Dünyanın gidişatı gerçekten düşündürücü. Güzel konuşan, insanları etkileyen kişilerin bile zamanla kötüleşebileceğini görüyoruz. Herkesin menfaat peşinde koştuğu, insanları görünümlerine ve konuşmalarına göre yargıladığımız bir dünyada yaşıyoruz. Ancak bu yüzeysel yargıların ne kadar yanıltıcı olabileceğini unutmamalıyız.

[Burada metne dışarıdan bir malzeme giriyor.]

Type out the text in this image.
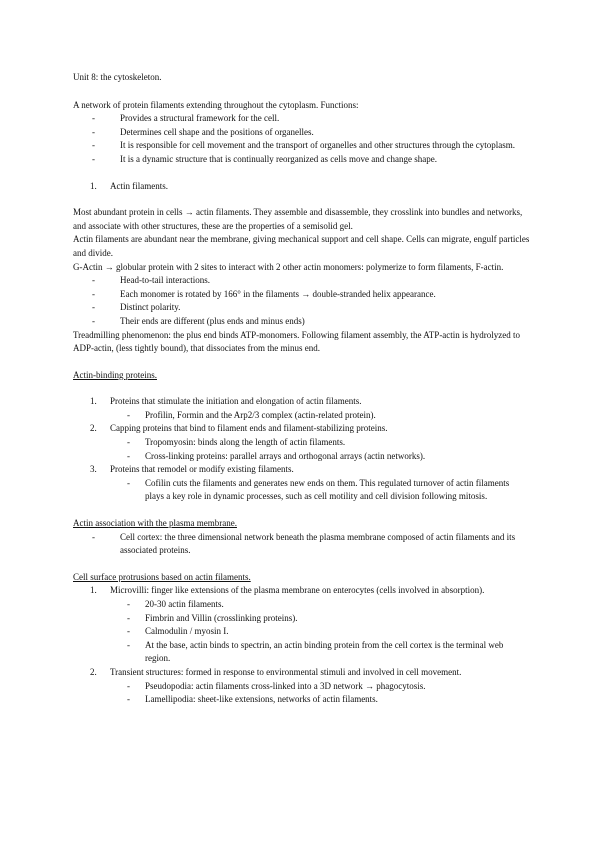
Unit 8: the cytoskeleton.

A network of protein filaments extending throughout the cytoplasm. Functions:

- Provides a structural framework for the cell.
- Determines cell shape and the positions of organelles.
- It is responsible for cell movement and the transport of organelles and other structures through the cytoplasm.
- It is a dynamic structure that is continually reorganized as cells move and change shape.
1. Actin filaments.

Most abundant protein in cells → actin filaments. They assemble and disassemble, they crosslink into bundles and networks, and associate with other structures, these are the properties of a semisolid gel.

Actin filaments are abundant near the membrane, giving mechanical support and cell shape. Cells can migrate, engulf particles and divide.

G-Actin → globular protein with 2 sites to interact with 2 other actin monomers: polymerize to form filaments, F-actin.

- Head-to-tail interactions.
- Each monomer is rotated by 166° in the filaments → double-stranded helix appearance.
- Distinct polarity.
- Their ends are different (plus ends and minus ends)

Treadmilling phenomenon: the plus end binds ATP-monomers. Following filament assembly, the ATP-actin is hydrolyzed to ADP-actin, (less tightly bound), that dissociates from the minus end.

Actin-binding proteins.

1. Proteins that stimulate the initiation and elongation of actin filaments.
- Profilin, Formin and the Arp2/3 complex (actin-related protein).
2. Capping proteins that bind to filament ends and filament-stabilizing proteins.
- Tropomyosin: binds along the length of actin filaments.
- Cross-linking proteins: parallel arrays and orthogonal arrays (actin networks).
3. Proteins that remodel or modify existing filaments.
- Cofilin cuts the filaments and generates new ends on them. This regulated turnover of actin filaments plays a key role in dynamic processes, such as cell motility and cell division following mitosis.

Actin association with the plasma membrane.

- Cell cortex: the three dimensional network beneath the plasma membrane composed of actin filaments and its associated proteins.

Cell surface protrusions based on actin filaments.

1. Microvilli: finger like extensions of the plasma membrane on enterocytes (cells involved in absorption).
- 20-30 actin filaments.
- Fimbrin and Villin (crosslinking proteins).
- Calmodulin / myosin I.
- At the base, actin binds to spectrin, an actin binding protein from the cell cortex is the terminal web region.
2. Transient structures: formed in response to environmental stimuli and involved in cell movement.
- Pseudopodia: actin filaments cross-linked into a 3D network → phagocytosis.
- Lamellipodia: sheet-like extensions, networks of actin filaments.
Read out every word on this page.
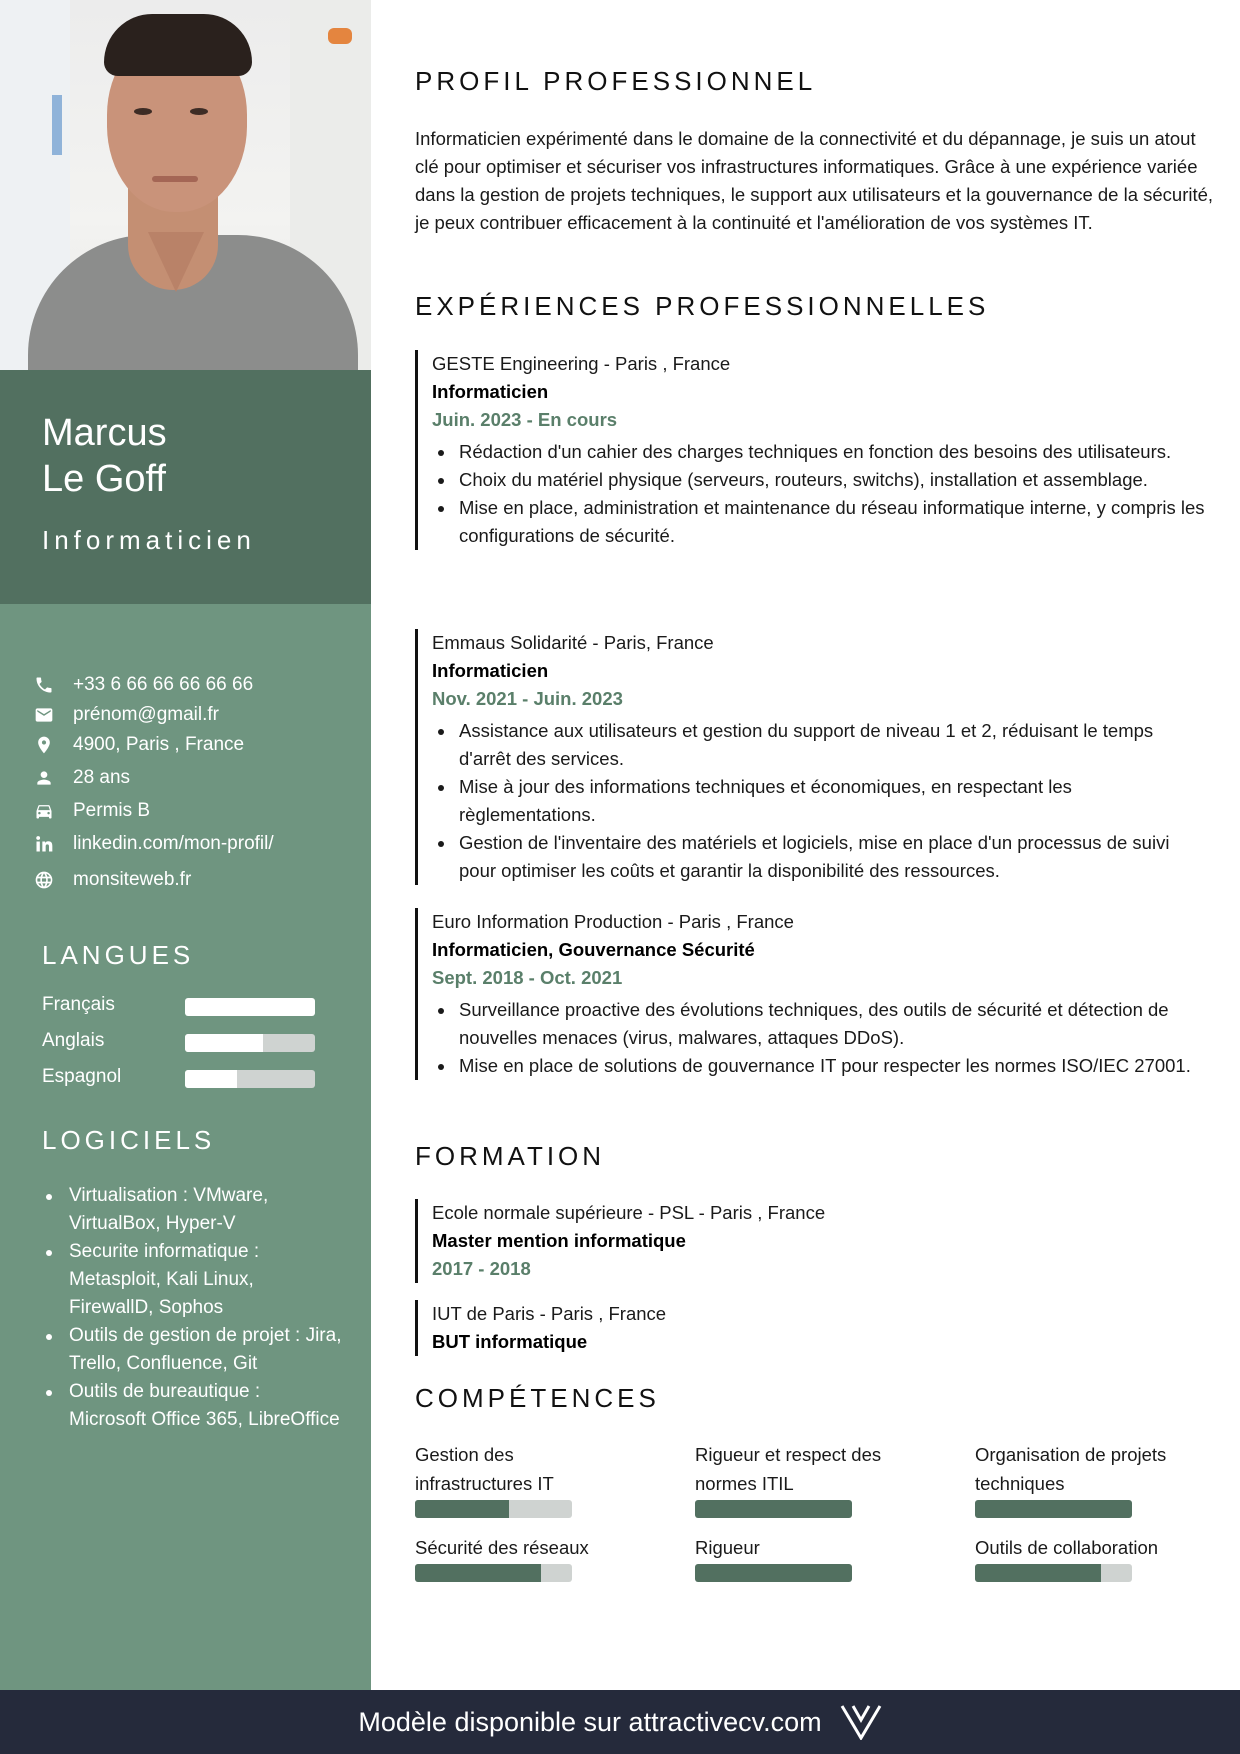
Marcus
Le Goff
Informaticien
+33 6 66 66 66 66 66
prénom@gmail.fr
4900, Paris , France
28 ans
Permis B
linkedin.com/mon-profil/
monsiteweb.fr
LANGUES
Français
Anglais
Espagnol
LOGICIELS
Virtualisation : VMware, VirtualBox, Hyper-V
Securite informatique : Metasploit, Kali Linux, FirewallD, Sophos
Outils de gestion de projet : Jira, Trello, Confluence, Git
Outils de bureautique : Microsoft Office 365, LibreOffice
PROFIL PROFESSIONNEL
Informaticien expérimenté dans le domaine de la connectivité et du dépannage, je suis un atout clé pour optimiser et sécuriser vos infrastructures informatiques. Grâce à une expérience variée dans la gestion de projets techniques, le support aux utilisateurs et la gouvernance de la sécurité, je peux contribuer efficacement à la continuité et l'amélioration de vos systèmes IT.
EXPÉRIENCES PROFESSIONNELLES
GESTE Engineering - Paris , France
Informaticien
Juin. 2023 - En cours
Rédaction d'un cahier des charges techniques en fonction des besoins des utilisateurs.
Choix du matériel physique (serveurs, routeurs, switchs), installation et assemblage.
Mise en place, administration et maintenance du réseau informatique interne, y compris les configurations de sécurité.
Emmaus Solidarité - Paris, France
Informaticien
Nov. 2021 - Juin. 2023
Assistance aux utilisateurs et gestion du support de niveau 1 et 2, réduisant le temps d'arrêt des services.
Mise à jour des informations techniques et économiques, en respectant les règlementations.
Gestion de l'inventaire des matériels et logiciels, mise en place d'un processus de suivi pour optimiser les coûts et garantir la disponibilité des ressources.
Euro Information Production - Paris , France
Informaticien, Gouvernance Sécurité
Sept. 2018 - Oct. 2021
Surveillance proactive des évolutions techniques, des outils de sécurité et détection de nouvelles menaces (virus, malwares, attaques DDoS).
Mise en place de solutions de gouvernance IT pour respecter les normes ISO/IEC 27001.
FORMATION
Ecole normale supérieure - PSL - Paris , France
Master mention informatique
2017 - 2018
IUT de Paris - Paris , France
BUT informatique
COMPÉTENCES
Gestion des infrastructures IT
Rigueur et respect des normes ITIL
Organisation de projets techniques
Sécurité des réseaux	Rigueur	Outils de collaboration
Modèle disponible sur attractivecv.com
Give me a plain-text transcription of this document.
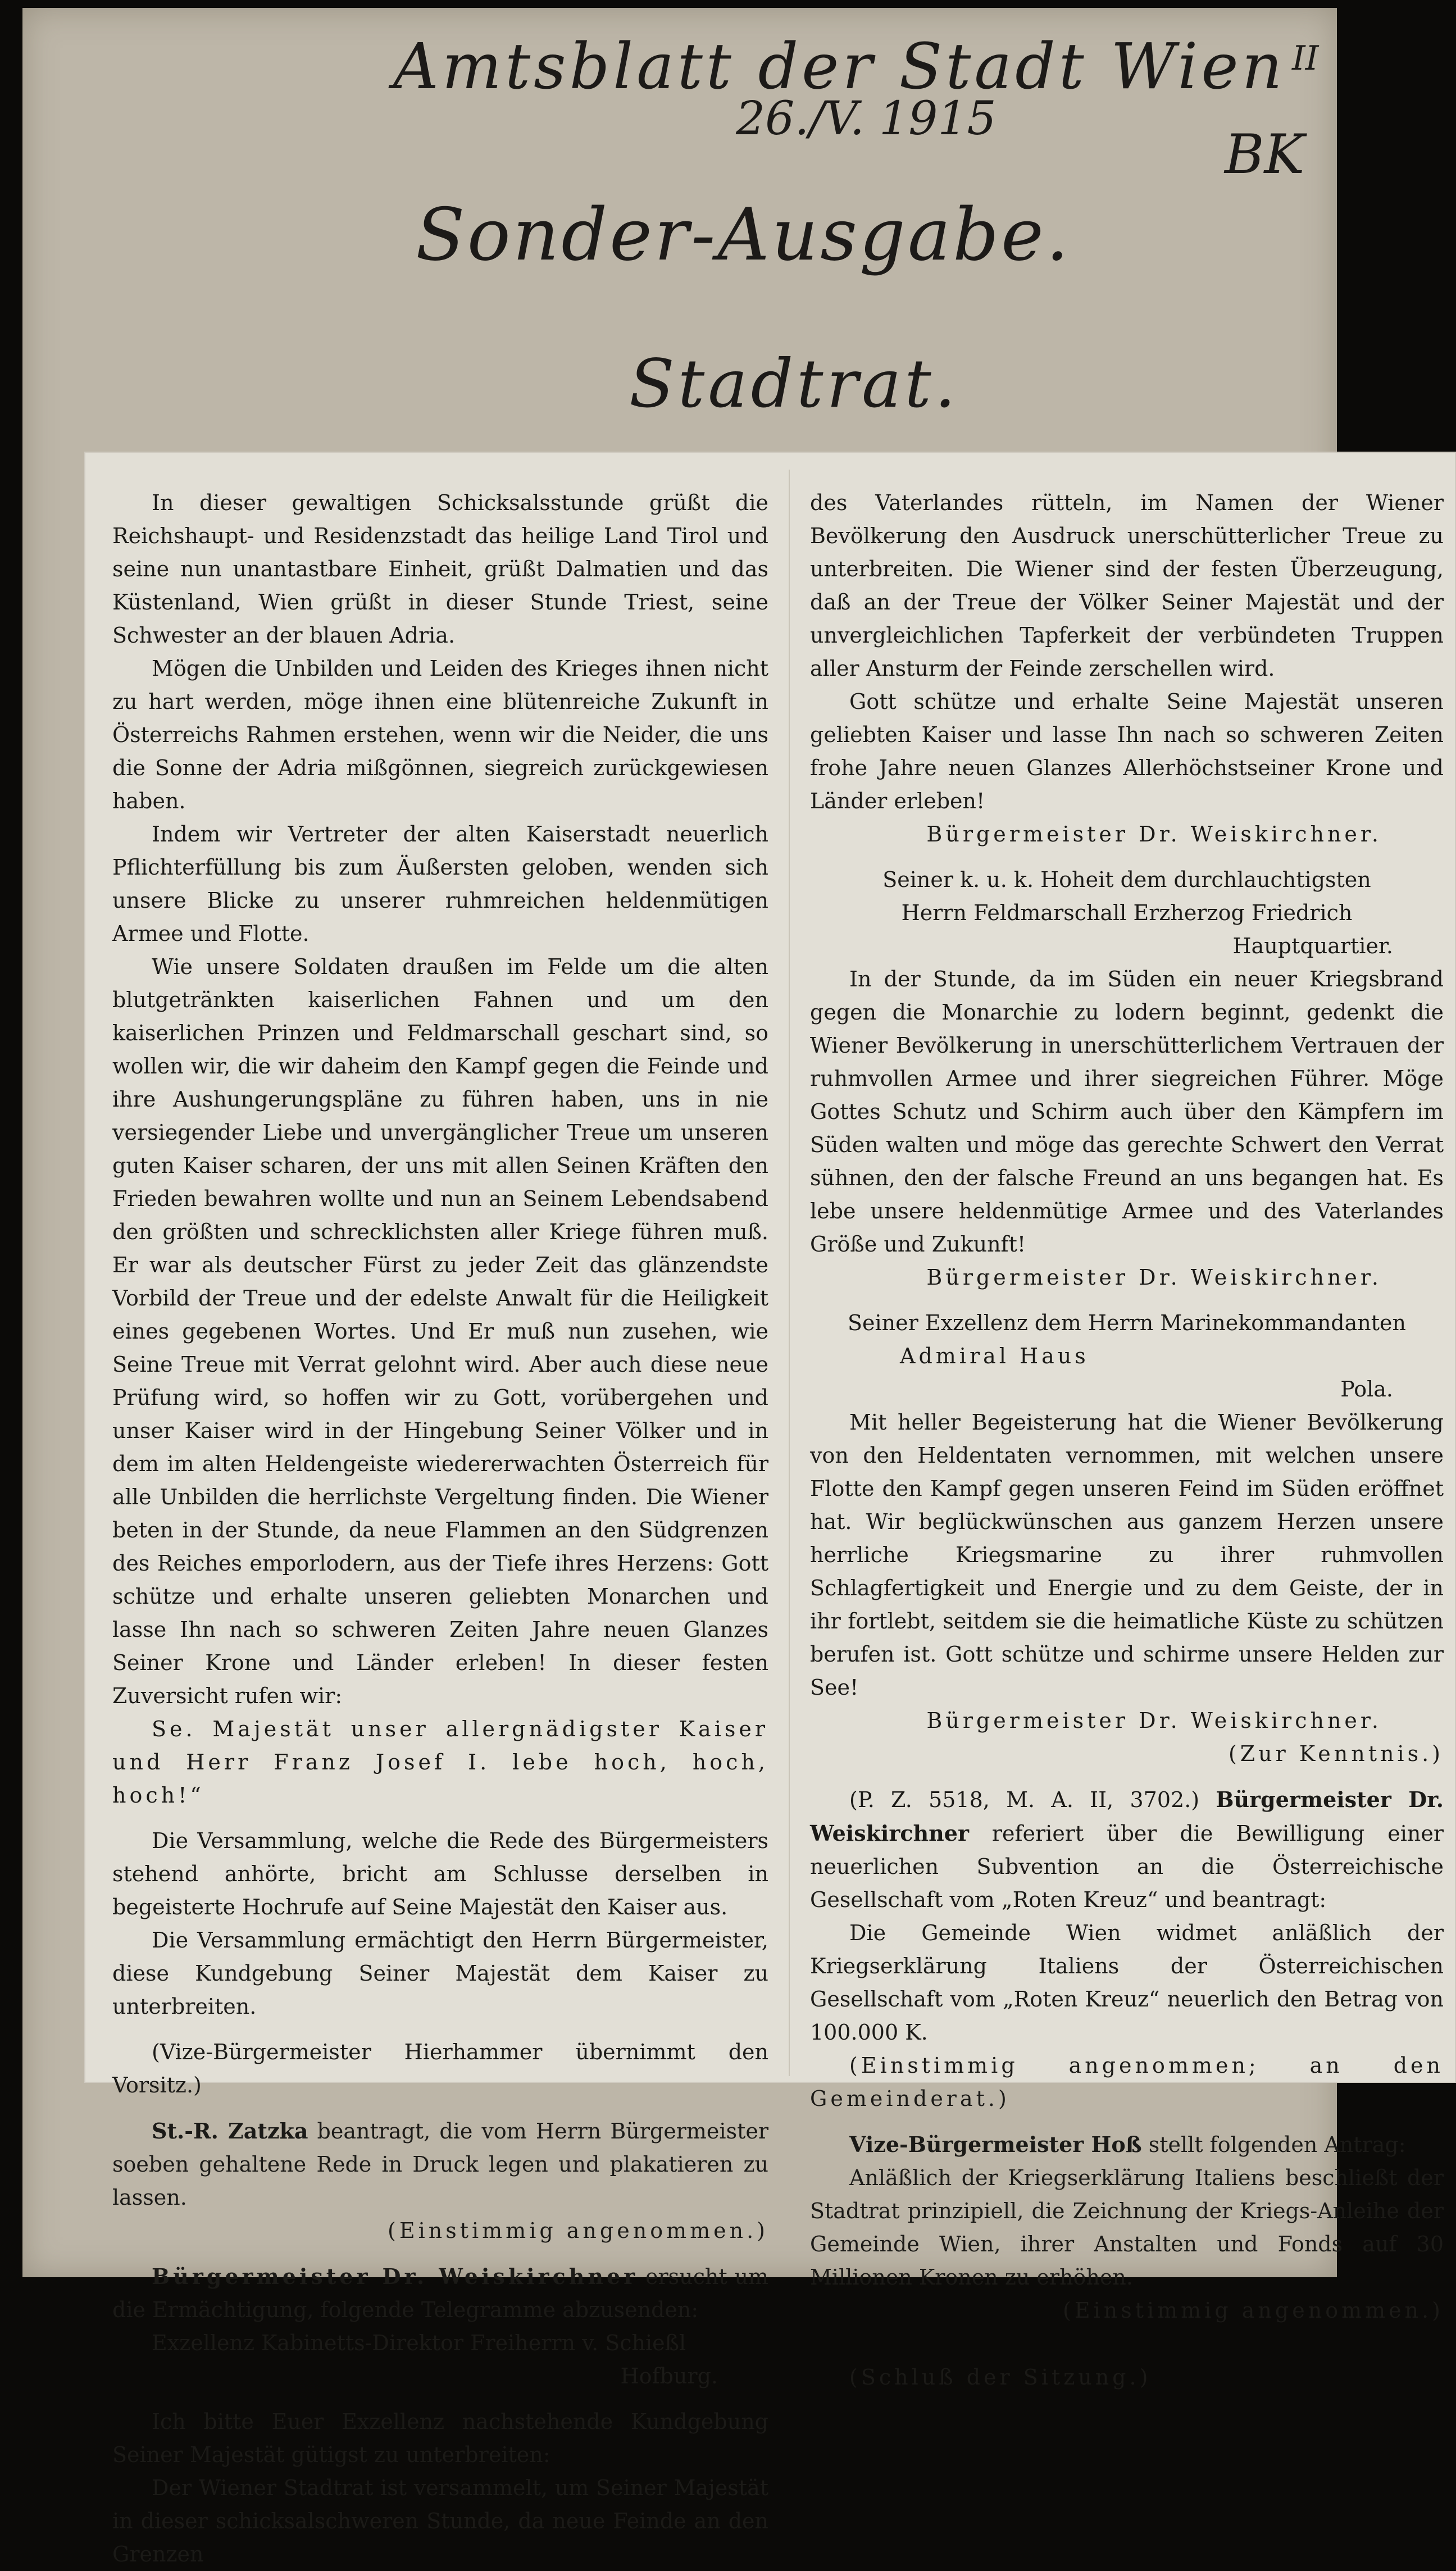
Amtsblatt der Stadt Wien
26./V. 1915
BK
II
Sonder-Ausgabe.
Stadtrat.

In dieser gewaltigen Schicksalsstunde grüßt die Reichshaupt- und Residenzstadt das heilige Land Tirol und seine nun unantastbare Einheit, grüßt Dalmatien und das Küstenland, Wien grüßt in dieser Stunde Triest, seine Schwester an der blauen Adria.

Mögen die Unbilden und Leiden des Krieges ihnen nicht zu hart werden, möge ihnen eine blütenreiche Zukunft in Österreichs Rahmen erstehen, wenn wir die Neider, die uns die Sonne der Adria mißgönnen, siegreich zurückgewiesen haben.

Indem wir Vertreter der alten Kaiserstadt neuerlich Pflichterfüllung bis zum Äußersten geloben, wenden sich unsere Blicke zu unserer ruhmreichen heldenmütigen Armee und Flotte.

Wie unsere Soldaten draußen im Felde um die alten blutgetränkten kaiserlichen Fahnen und um den kaiserlichen Prinzen und Feldmarschall geschart sind, so wollen wir, die wir daheim den Kampf gegen die Feinde und ihre Aushungerungspläne zu führen haben, uns in nie versiegender Liebe und unvergänglicher Treue um unseren guten Kaiser scharen, der uns mit allen Seinen Kräften den Frieden bewahren wollte und nun an Seinem Lebendsabend den größten und schrecklichsten aller Kriege führen muß. Er war als deutscher Fürst zu jeder Zeit das glänzendste Vorbild der Treue und der edelste Anwalt für die Heiligkeit eines gegebenen Wortes. Und Er muß nun zusehen, wie Seine Treue mit Verrat gelohnt wird. Aber auch diese neue Prüfung wird, so hoffen wir zu Gott, vorübergehen und unser Kaiser wird in der Hingebung Seiner Völker und in dem im alten Heldengeiste wiedererwachten Österreich für alle Unbilden die herrlichste Vergeltung finden. Die Wiener beten in der Stunde, da neue Flammen an den Südgrenzen des Reiches emporlodern, aus der Tiefe ihres Herzens: Gott schütze und erhalte unseren geliebten Monarchen und lasse Ihn nach so schweren Zeiten Jahre neuen Glanzes Seiner Krone und Länder erleben! In dieser festen Zuversicht rufen wir:

Se. Majestät unser allergnädigster Kaiser und Herr Franz Josef I. lebe hoch, hoch, hoch!“

Die Versammlung, welche die Rede des Bürgermeisters stehend anhörte, bricht am Schlusse derselben in begeisterte Hochrufe auf Seine Majestät den Kaiser aus.

Die Versammlung ermächtigt den Herrn Bürgermeister, diese Kundgebung Seiner Majestät dem Kaiser zu unterbreiten.

(Vize-Bürgermeister Hierhammer übernimmt den Vorsitz.)

St.-R. Zatzka beantragt, die vom Herrn Bürgermeister soeben gehaltene Rede in Druck legen und plakatieren zu lassen.

(Einstimmig angenommen.)

Bürgermeister Dr. Weiskirchner ersucht um die Ermächtigung, folgende Telegramme abzusenden:

Exzellenz Kabinetts-Direktor Freiherrn v. Schießl

Hofburg.

Ich bitte Euer Exzellenz nachstehende Kundgebung Seiner Majestät gütigst zu unterbreiten:

Der Wiener Stadtrat ist versammelt, um Seiner Majestät in dieser schicksalschweren Stunde, da neue Feinde an den Grenzen

des Vaterlandes rütteln, im Namen der Wiener Bevölkerung den Ausdruck unerschütterlicher Treue zu unterbreiten. Die Wiener sind der festen Überzeugung, daß an der Treue der Völker Seiner Majestät und der unvergleichlichen Tapferkeit der verbündeten Truppen aller Ansturm der Feinde zerschellen wird.

Gott schütze und erhalte Seine Majestät unseren geliebten Kaiser und lasse Ihn nach so schweren Zeiten frohe Jahre neuen Glanzes Allerhöchstseiner Krone und Länder erleben!

Bürgermeister Dr. Weiskirchner.

Seiner k. u. k. Hoheit dem durchlauchtigsten

Herrn Feldmarschall Erzherzog Friedrich

Hauptquartier.

In der Stunde, da im Süden ein neuer Kriegsbrand gegen die Monarchie zu lodern beginnt, gedenkt die Wiener Bevölkerung in unerschütterlichem Vertrauen der ruhmvollen Armee und ihrer siegreichen Führer. Möge Gottes Schutz und Schirm auch über den Kämpfern im Süden walten und möge das gerechte Schwert den Verrat sühnen, den der falsche Freund an uns begangen hat. Es lebe unsere heldenmütige Armee und des Vaterlandes Größe und Zukunft!

Bürgermeister Dr. Weiskirchner.

Seiner Exzellenz dem Herrn Marinekommandanten

Admiral Haus

Pola.

Mit heller Begeisterung hat die Wiener Bevölkerung von den Heldentaten vernommen, mit welchen unsere Flotte den Kampf gegen unseren Feind im Süden eröffnet hat. Wir beglückwünschen aus ganzem Herzen unsere herrliche Kriegsmarine zu ihrer ruhmvollen Schlagfertigkeit und Energie und zu dem Geiste, der in ihr fortlebt, seitdem sie die heimatliche Küste zu schützen berufen ist. Gott schütze und schirme unsere Helden zur See!

Bürgermeister Dr. Weiskirchner.

(Zur Kenntnis.)

(P. Z. 5518, M. A. II, 3702.) Bürgermeister Dr. Weiskirchner referiert über die Bewilligung einer neuerlichen Subvention an die Österreichische Gesellschaft vom „Roten Kreuz“ und beantragt:

Die Gemeinde Wien widmet anläßlich der Kriegserklärung Italiens der Österreichischen Gesellschaft vom „Roten Kreuz“ neuerlich den Betrag von 100.000 K.

(Einstimmig angenommen; an den Gemeinderat.)

Vize-Bürgermeister Hoß stellt folgenden Antrag:

Anläßlich der Kriegserklärung Italiens beschließt der Stadtrat prinzipiell, die Zeichnung der Kriegs-Anleihe der Gemeinde Wien, ihrer Anstalten und Fonds auf 30 Millionen Kronen zu erhöhen.

(Einstimmig angenommen.)

(Schluß der Sitzung.)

Özellikle savunmasız çocuklara yapılan zulümler, toplumun vicdanını derinden yaralıyor. Yürüyemeyen çocuğa, konuşamayan bebeğe yapılan eziyetler, izleyenleri dehşete düşürüyor. Bu tür olayların artması, insanların birbirine olan güvenini ve inancını sarsıyor. Ancak burada önemli olan, kötüye karşı sessiz kalmamak ve iyi olanı yaymaktır. Dayanışmayı artırmak ve empatiyi yaymak, hepimizin sorumluluğu.
Bu sadece çocuklarla sınırlı değil; genel olarak kızlara, kadınlara ve her insana, her canlıya karşı sorumluluğumuzda bilinçli ve zarar vermeden hareket etmenin ne kadar önemli olduğunu da unutmamalıyız. Her varlığa saygı duymak, medeniyetin temelidir.
Eğitim, bu konuda ne kadar fark yaratabileceğini gösteriyor. Okuyanla okumayan arasında dağlar kadar fark var. Eğitim sadece bilgi vermekle kalmaz, insanlara düşünmeyi, sorgulamayı, empati kurmayı ve topluma katkıda bulunmayı öğretir. Daha iyi bir dünya için eğitime ve insani değerlere sahip çıkmak çok önemli.
Her şeyin menfaat üzerine kurulu olduğu bir dünya yerine, daha adil, anlayışlı ve empati dolu bir dünya yaratmak için hep birlikte çaba göstermeliyiz. Doğusu batısı demeden, medeniyetin en önemli unsuru olan insan haklarını yaşatmalıyız. Haksızlık karşısında sessiz kalmamalı, doğruyu ve iyiyi savunmalıyız.